• U.S.

Sport: Abdication

2 minute read

Not for many was it news last week that a freckled, redheaded, 23-year-old son of a California laundryman had abdicated the throne of amateur tennis, had turned in his four-titled crown for $75,000 in cash. For the past two months it has been common knowledge that Donald Budge, champion of Australia, France, England and the U. S., would sign with Jack Harris (front man for Wilson Sporting Goods Co.) for an indoor barnstorming tour this winter. Last week the papers were signed. Starting January 3, Budge will display his talents opposite Ellsworth Vines in 70 U. S. cities, may make a second tour with Fred Perry.

U. S. tennis fans were startled, however, when Prime Minister Holcombe Ward (president of the U. S. Lawn Tennis Association), Foreign Minister Walter Pate (Davis Cup captain) and the whole Amateur Tennis Cabinet, although left with inadequate defense for the Davis Cup and a potential loss of revenue thereby, publicly wished their golden boy godspeed in going over to the enemy, professional tennis. In fact, Foreign Minister Pate was host at the abdication party, invited Promoter Jack Harris formally to alienate the king in the Pate offices at No. 2 Wall Street.

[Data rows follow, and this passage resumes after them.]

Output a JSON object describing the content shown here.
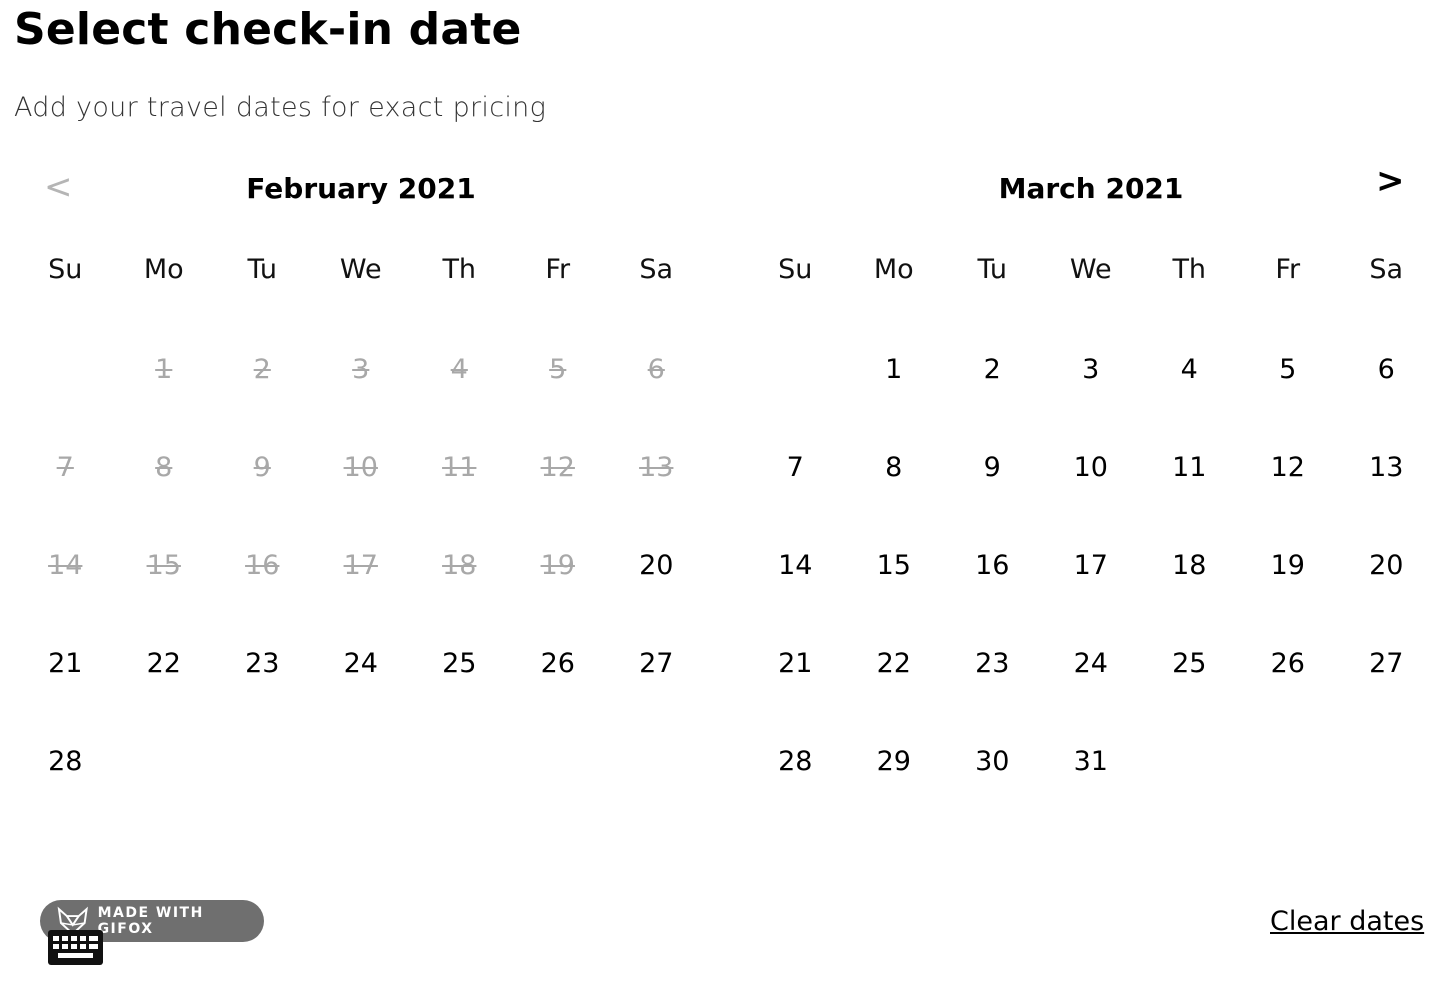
{
  "header": {
    "title": "Select check-in date",
    "subtitle": "Add your travel dates for exact pricing"
  },
  "nav": {
    "prev": "<",
    "next": ">"
  },
  "weekdays": [
    "Su",
    "Mo",
    "Tu",
    "We",
    "Th",
    "Fr",
    "Sa"
  ],
  "months": [
    {
      "title": "February 2021",
      "weeks": [
        [
          {
            "label": "",
            "state": "empty"
          },
          {
            "label": "1",
            "state": "disabled"
          },
          {
            "label": "2",
            "state": "disabled"
          },
          {
            "label": "3",
            "state": "disabled"
          },
          {
            "label": "4",
            "state": "disabled"
          },
          {
            "label": "5",
            "state": "disabled"
          },
          {
            "label": "6",
            "state": "disabled"
          }
        ],
        [
          {
            "label": "7",
            "state": "disabled"
          },
          {
            "label": "8",
            "state": "disabled"
          },
          {
            "label": "9",
            "state": "disabled"
          },
          {
            "label": "10",
            "state": "disabled"
          },
          {
            "label": "11",
            "state": "disabled"
          },
          {
            "label": "12",
            "state": "disabled"
          },
          {
            "label": "13",
            "state": "disabled"
          }
        ],
        [
          {
            "label": "14",
            "state": "disabled"
          },
          {
            "label": "15",
            "state": "disabled"
          },
          {
            "label": "16",
            "state": "disabled"
          },
          {
            "label": "17",
            "state": "disabled"
          },
          {
            "label": "18",
            "state": "disabled"
          },
          {
            "label": "19",
            "state": "disabled"
          },
          {
            "label": "20",
            "state": "available"
          }
        ],
        [
          {
            "label": "21",
            "state": "available"
          },
          {
            "label": "22",
            "state": "available"
          },
          {
            "label": "23",
            "state": "available"
          },
          {
            "label": "24",
            "state": "available"
          },
          {
            "label": "25",
            "state": "available"
          },
          {
            "label": "26",
            "state": "available"
          },
          {
            "label": "27",
            "state": "available"
          }
        ],
        [
          {
            "label": "28",
            "state": "available"
          },
          {
            "label": "",
            "state": "empty"
          },
          {
            "label": "",
            "state": "empty"
          },
          {
            "label": "",
            "state": "empty"
          },
          {
            "label": "",
            "state": "empty"
          },
          {
            "label": "",
            "state": "empty"
          },
          {
            "label": "",
            "state": "empty"
          }
        ]
      ]
    },
    {
      "title": "March 2021",
      "weeks": [
        [
          {
            "label": "",
            "state": "empty"
          },
          {
            "label": "1",
            "state": "available"
          },
          {
            "label": "2",
            "state": "available"
          },
          {
            "label": "3",
            "state": "available"
          },
          {
            "label": "4",
            "state": "available"
          },
          {
            "label": "5",
            "state": "available"
          },
          {
            "label": "6",
            "state": "available"
          }
        ],
        [
          {
            "label": "7",
            "state": "available"
          },
          {
            "label": "8",
            "state": "available"
          },
          {
            "label": "9",
            "state": "available"
          },
          {
            "label": "10",
            "state": "available"
          },
          {
            "label": "11",
            "state": "available"
          },
          {
            "label": "12",
            "state": "available"
          },
          {
            "label": "13",
            "state": "available"
          }
        ],
        [
          {
            "label": "14",
            "state": "available"
          },
          {
            "label": "15",
            "state": "available"
          },
          {
            "label": "16",
            "state": "available"
          },
          {
            "label": "17",
            "state": "available"
          },
          {
            "label": "18",
            "state": "available"
          },
          {
            "label": "19",
            "state": "available"
          },
          {
            "label": "20",
            "state": "available"
          }
        ],
        [
          {
            "label": "21",
            "state": "available"
          },
          {
            "label": "22",
            "state": "available"
          },
          {
            "label": "23",
            "state": "available"
          },
          {
            "label": "24",
            "state": "available"
          },
          {
            "label": "25",
            "state": "available"
          },
          {
            "label": "26",
            "state": "available"
          },
          {
            "label": "27",
            "state": "available"
          }
        ],
        [
          {
            "label": "28",
            "state": "available"
          },
          {
            "label": "29",
            "state": "available"
          },
          {
            "label": "30",
            "state": "available"
          },
          {
            "label": "31",
            "state": "available"
          },
          {
            "label": "",
            "state": "empty"
          },
          {
            "label": "",
            "state": "empty"
          },
          {
            "label": "",
            "state": "empty"
          }
        ]
      ]
    }
  ],
  "footer": {
    "clear_dates": "Clear dates",
    "badge_text": "MADE WITH GIFOX"
  },
  "icons": {
    "prev": "chevron-left-icon",
    "next": "chevron-right-icon",
    "gifox": "fox-logo-icon",
    "keyboard": "keyboard-icon"
  },
  "colors": {
    "disabled_day": "#a8a8a8",
    "badge_bg": "#6f6f6f",
    "text": "#000000"
  }
}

This unprecedented procedure—so contrary to the U. S. L. T. A.’s attitude when Ellsworth Vines, Bill Tilden and Vincent Richards turned pro*—caused tennis fans to wonder whether the U. S. L. T. A. was at last willing to sign a peace treaty with professionalism, to sanction open tennis tournaments and to share the natural resources it has laid first claim to for half a century.

*Tilden, 45, now lives in England, competes in European professional tournaments. Richards, first of the famed “White Pants Willies” to turn pro (1926), derives a comfortable income from sporting goods. Vines, after five years of barnstorming, plans to retire after this season; he earned $40,000 the first year, $17,000 last year.